If you want to learn more about jigsaws, I really like this article by Thrift Diving. It gives a lot of helpful information about jigsaws including why you need one, how to use it, what blades to choose and a lot more. If you want one specifically on safety, this article by SafetyCompany offers some helpful advice.

Step Four: Sand Your Mountain Coat Rack

Nice and blurry iPhone picture

Once you’ve cut out your angles, the next step is to sand it smooth.

We used an electric sander for the fronts and backs, and a belt sander for the bottom and two side angles. Then we used a sanding sponge to finish the sanding.

If you don’t have an electric sander, a regular sheet of sandpaper will do. Start with a courser piece of sandpaper and finish with a fine sheet.

Step Five: Using Masking Tape to Outline Snowcaps

It’s my opinion that the snowcaps on top of the mountain coat rack are really what makes this piece pop. The fun part is you really don’t need anything fancy to make it. I used good old masking tape to create the jagged look of a snowcapped mountain.

When you finished applying your tape (front and back of the wood), go ahead and paint the top portion. I used Martha Stewart’s multi-surface acrylic paint with a satin finish, but you can use any kind of white craft paint. I needed to add a few coats before it was completely covered.

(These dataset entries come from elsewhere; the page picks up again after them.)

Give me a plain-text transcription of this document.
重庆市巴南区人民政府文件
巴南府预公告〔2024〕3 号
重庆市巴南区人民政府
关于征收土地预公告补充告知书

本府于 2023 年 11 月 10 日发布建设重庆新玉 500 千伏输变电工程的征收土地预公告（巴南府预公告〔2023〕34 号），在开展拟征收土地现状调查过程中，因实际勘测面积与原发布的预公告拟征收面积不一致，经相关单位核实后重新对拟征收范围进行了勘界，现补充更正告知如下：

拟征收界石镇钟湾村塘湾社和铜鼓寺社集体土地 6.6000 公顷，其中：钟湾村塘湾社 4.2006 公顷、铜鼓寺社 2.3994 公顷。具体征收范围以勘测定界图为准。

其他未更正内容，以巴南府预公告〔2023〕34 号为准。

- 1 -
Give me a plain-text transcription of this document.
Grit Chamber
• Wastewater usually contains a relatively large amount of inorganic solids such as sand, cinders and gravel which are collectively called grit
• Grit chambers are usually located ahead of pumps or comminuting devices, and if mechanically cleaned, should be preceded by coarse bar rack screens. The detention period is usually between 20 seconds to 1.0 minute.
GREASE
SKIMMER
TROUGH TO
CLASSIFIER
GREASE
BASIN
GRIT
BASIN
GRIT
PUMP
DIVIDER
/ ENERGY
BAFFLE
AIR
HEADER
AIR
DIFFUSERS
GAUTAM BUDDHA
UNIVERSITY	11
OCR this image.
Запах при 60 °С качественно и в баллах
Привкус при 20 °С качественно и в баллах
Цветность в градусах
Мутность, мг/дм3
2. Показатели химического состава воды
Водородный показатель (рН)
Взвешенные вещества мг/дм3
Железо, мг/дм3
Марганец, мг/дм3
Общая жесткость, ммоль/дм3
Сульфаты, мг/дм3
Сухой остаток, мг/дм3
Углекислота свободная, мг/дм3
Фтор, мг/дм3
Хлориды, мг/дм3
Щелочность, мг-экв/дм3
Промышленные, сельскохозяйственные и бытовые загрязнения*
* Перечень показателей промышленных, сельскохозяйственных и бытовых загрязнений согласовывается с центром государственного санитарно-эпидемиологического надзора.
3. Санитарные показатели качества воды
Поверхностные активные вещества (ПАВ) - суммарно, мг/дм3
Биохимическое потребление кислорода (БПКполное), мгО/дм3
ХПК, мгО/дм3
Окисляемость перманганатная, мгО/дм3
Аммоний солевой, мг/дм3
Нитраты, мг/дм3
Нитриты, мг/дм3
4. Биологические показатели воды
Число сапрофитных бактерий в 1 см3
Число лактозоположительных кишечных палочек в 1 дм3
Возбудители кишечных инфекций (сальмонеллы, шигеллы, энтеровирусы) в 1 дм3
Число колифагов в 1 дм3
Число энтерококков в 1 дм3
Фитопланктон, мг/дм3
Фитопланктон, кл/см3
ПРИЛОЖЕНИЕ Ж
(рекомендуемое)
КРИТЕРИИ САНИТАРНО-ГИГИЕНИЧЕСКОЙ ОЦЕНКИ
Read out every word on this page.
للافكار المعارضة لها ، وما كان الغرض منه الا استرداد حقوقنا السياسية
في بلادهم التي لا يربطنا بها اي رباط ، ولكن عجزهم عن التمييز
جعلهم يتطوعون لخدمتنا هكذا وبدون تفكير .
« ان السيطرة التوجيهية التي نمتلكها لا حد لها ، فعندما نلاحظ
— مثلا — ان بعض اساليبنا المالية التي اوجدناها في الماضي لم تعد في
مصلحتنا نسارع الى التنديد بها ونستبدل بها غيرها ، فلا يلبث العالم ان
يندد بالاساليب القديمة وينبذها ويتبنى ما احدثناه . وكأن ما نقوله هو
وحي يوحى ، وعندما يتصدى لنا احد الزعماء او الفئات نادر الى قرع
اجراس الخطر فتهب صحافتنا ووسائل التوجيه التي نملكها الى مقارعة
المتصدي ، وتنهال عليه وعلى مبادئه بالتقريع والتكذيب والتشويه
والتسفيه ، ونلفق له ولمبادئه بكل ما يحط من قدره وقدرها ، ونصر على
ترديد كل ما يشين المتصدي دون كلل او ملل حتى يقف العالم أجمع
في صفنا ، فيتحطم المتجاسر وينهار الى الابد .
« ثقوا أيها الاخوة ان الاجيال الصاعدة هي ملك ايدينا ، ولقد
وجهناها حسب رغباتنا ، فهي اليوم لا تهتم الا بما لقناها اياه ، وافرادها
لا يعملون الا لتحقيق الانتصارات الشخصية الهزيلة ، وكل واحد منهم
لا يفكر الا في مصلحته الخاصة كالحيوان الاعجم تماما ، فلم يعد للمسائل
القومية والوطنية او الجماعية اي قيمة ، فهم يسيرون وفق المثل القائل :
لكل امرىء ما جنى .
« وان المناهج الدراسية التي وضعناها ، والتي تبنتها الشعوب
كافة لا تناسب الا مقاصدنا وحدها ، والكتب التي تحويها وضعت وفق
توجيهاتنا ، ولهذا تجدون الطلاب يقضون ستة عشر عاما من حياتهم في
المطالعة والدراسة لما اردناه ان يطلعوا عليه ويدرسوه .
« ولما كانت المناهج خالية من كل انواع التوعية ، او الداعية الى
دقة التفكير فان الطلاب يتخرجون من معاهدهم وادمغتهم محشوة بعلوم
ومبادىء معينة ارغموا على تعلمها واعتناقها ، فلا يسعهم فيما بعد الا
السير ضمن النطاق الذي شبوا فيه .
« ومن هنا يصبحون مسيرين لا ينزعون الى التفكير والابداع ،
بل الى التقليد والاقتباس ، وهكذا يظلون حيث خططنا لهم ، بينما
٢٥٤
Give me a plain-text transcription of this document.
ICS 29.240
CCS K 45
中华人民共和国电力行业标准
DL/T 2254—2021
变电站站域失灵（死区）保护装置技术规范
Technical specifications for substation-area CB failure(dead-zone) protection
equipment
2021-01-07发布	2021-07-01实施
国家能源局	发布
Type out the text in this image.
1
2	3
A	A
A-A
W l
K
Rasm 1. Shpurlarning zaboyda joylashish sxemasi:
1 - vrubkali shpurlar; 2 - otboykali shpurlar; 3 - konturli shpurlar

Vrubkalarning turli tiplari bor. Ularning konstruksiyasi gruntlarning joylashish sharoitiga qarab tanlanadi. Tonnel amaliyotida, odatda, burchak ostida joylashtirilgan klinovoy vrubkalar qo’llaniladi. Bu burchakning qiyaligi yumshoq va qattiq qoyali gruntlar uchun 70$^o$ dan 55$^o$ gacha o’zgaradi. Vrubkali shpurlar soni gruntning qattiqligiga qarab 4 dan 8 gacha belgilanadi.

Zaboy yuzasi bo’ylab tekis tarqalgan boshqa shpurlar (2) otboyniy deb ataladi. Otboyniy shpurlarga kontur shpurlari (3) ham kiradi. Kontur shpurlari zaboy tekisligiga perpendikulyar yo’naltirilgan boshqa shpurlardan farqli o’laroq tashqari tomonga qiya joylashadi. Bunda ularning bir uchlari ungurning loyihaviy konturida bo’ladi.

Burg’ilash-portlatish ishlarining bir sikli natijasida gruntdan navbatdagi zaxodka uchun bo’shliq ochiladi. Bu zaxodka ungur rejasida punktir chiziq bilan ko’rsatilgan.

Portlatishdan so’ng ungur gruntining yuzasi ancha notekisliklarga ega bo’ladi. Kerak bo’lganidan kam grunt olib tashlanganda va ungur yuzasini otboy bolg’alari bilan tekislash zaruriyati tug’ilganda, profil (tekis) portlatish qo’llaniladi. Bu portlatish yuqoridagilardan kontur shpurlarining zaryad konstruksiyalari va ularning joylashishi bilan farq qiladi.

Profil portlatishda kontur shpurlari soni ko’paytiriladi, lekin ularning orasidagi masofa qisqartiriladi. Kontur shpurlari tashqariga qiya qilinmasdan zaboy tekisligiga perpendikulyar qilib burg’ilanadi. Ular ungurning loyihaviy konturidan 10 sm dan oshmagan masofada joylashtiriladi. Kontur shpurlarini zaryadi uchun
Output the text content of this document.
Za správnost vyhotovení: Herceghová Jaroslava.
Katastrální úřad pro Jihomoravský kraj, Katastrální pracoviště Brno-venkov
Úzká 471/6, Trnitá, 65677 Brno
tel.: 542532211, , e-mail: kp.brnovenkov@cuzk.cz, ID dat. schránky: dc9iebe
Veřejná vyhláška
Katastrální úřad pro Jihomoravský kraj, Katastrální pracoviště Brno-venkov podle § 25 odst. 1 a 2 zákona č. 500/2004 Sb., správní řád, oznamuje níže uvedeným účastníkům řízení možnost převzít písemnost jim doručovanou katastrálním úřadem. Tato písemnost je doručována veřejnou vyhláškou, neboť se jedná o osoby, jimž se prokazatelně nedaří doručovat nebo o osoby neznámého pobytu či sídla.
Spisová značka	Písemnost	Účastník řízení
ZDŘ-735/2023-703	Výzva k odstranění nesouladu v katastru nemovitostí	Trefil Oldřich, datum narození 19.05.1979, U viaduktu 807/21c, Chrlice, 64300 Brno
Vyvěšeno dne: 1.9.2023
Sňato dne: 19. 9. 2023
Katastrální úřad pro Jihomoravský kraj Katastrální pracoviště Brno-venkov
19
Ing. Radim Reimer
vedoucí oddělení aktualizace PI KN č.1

Step Six: Apply Polycrilic to Your Mountain Range

When your paint has dried, remove the tape to reveal your snow peaks. (This was probably my favorite part.)

Following that, I used Polycrilic to coat the entire mountain range. I chose Polycrilic because regular polyurethane sometimes leaves a yellowish tint, and I wanted to avoid that. The finish I used was very clear and didn’t change the color of the white snow peaks. It did slightly darken the wood, but I didn’t mind this change.

I applied two coats of Polycrilic, and I lightly sanded in between coats.

Step Seven: Add Your Hooks and Hang it Up

At this point, you’re almost done. The only thing left is to add your hooks and a way to hang it on the wall. There are several options for hanging it up, and what you choose is based on your needs and what you want to do with it.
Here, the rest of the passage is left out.